= Mateo Rosas de Oquendo =

Peruvian satirist

Mateo Rosas de Oquendo (ca. 1559–1612) was viceregal Peru's earliest satirist. Born in Spain, he travelled to the New World where he served as Secretary to the Viceroy García Hurtado de Mendoza. Notarial documentation shows him as engaged in the conquest of Tucumán, where he is named Accountant of Royal Finances and founds the city of La Rioja. He was also a land grantee in Canchanga and Camiquín. He probably left Peru and settled in Mexico around 1598.

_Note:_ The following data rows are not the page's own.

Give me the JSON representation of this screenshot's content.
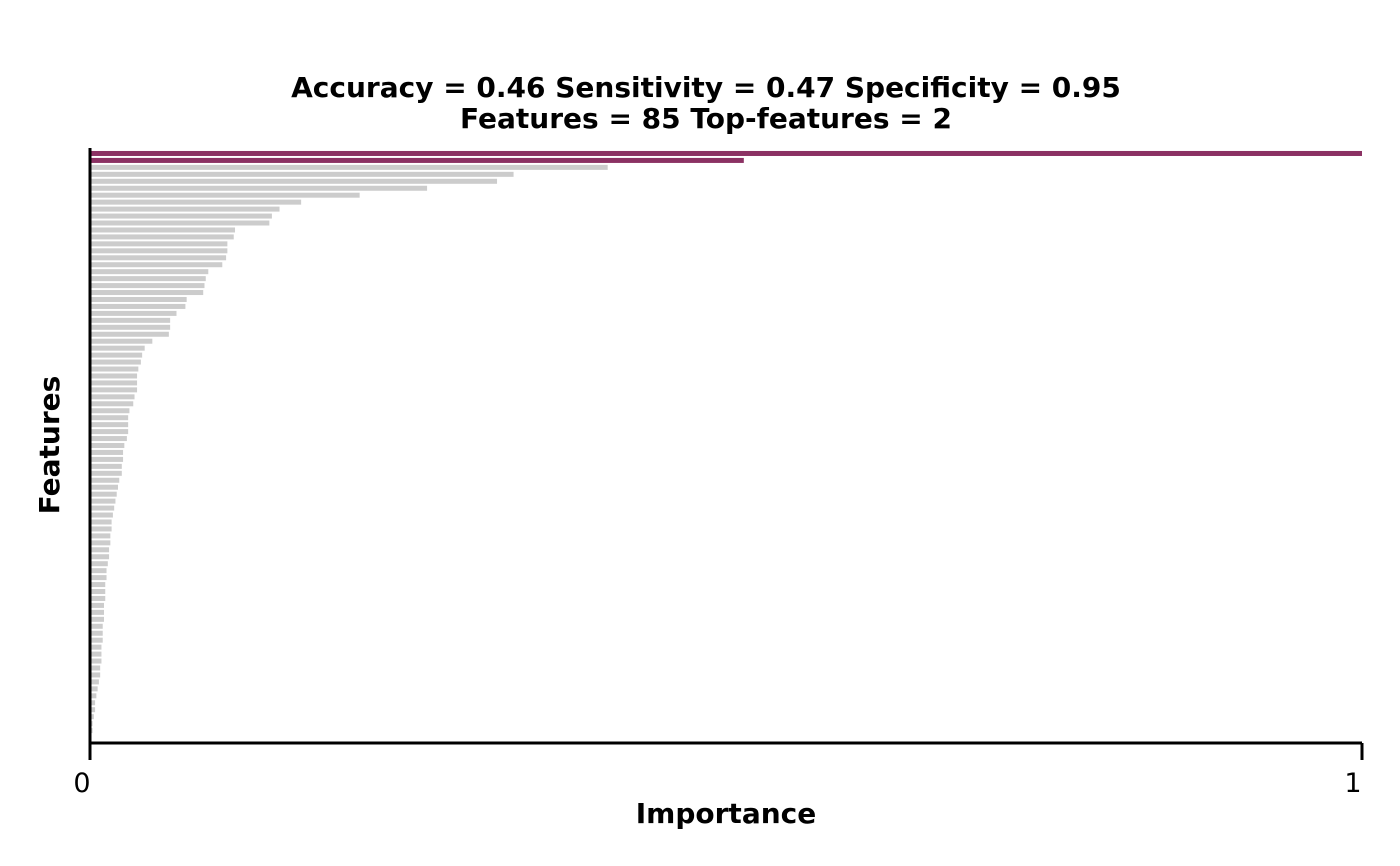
{
  "chart_data": {
    "type": "bar",
    "orientation": "horizontal",
    "title_lines": [
      "Accuracy = 0.46    Sensitivity = 0.47    Specificity = 0.95",
      "Features = 85    Top-features = 2"
    ],
    "xlabel": "Importance",
    "ylabel": "Features",
    "xlim": [
      0,
      1
    ],
    "x_ticks": [
      "0",
      "1"
    ],
    "grid": false,
    "colors": {
      "top_feature": "#8b3163",
      "other_feature": "#cccccc",
      "axis": "#000000"
    },
    "top_feature_count": 2,
    "values": [
      1.0,
      0.514,
      0.407,
      0.333,
      0.32,
      0.265,
      0.212,
      0.166,
      0.149,
      0.143,
      0.141,
      0.114,
      0.113,
      0.108,
      0.108,
      0.107,
      0.104,
      0.093,
      0.091,
      0.09,
      0.089,
      0.076,
      0.075,
      0.068,
      0.063,
      0.063,
      0.062,
      0.049,
      0.043,
      0.041,
      0.04,
      0.038,
      0.037,
      0.037,
      0.037,
      0.035,
      0.034,
      0.031,
      0.03,
      0.03,
      0.03,
      0.029,
      0.027,
      0.026,
      0.026,
      0.025,
      0.025,
      0.023,
      0.022,
      0.021,
      0.02,
      0.019,
      0.018,
      0.017,
      0.017,
      0.016,
      0.016,
      0.015,
      0.015,
      0.014,
      0.013,
      0.013,
      0.012,
      0.012,
      0.012,
      0.011,
      0.011,
      0.011,
      0.01,
      0.01,
      0.01,
      0.009,
      0.009,
      0.009,
      0.008,
      0.008,
      0.007,
      0.006,
      0.005,
      0.004,
      0.004,
      0.003,
      0.002,
      0.002,
      0.001
    ]
  }
}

His works are found mainly in two manuscripts, one at the National Library of Spain in Madrid (MS 19381) and the other, Ms. Codex 193, at the Library of the University of Pennsylvania.

==Bibliography==
Lasarte, Pedro. Mateo Rosas de Oquendo. Obra completa y poemas relacionados (Lima: Universidad Ricardo Palma / Editorial Universitaria, 2019).
- Lasarte, Pedro. Ed., Sátira hecha por Mateo Rosas de Oquendo a las cosas que pasan en el Pirú, año de 1598. Estudio y edición crítica (Madison: HSMS, 1990).
- Lasarte, Pedro. Lima satirizada (1598-1698): Mateo Rosas de Oquendo y Juan del Valle y Caviedes (Lima: PUCP, 2006)
- Reyes, Alfonso. "Sobre Mateo Rosas de Oquendo, poeta del siglo XVI." Revista de filología española, 6 (1917), 341-70.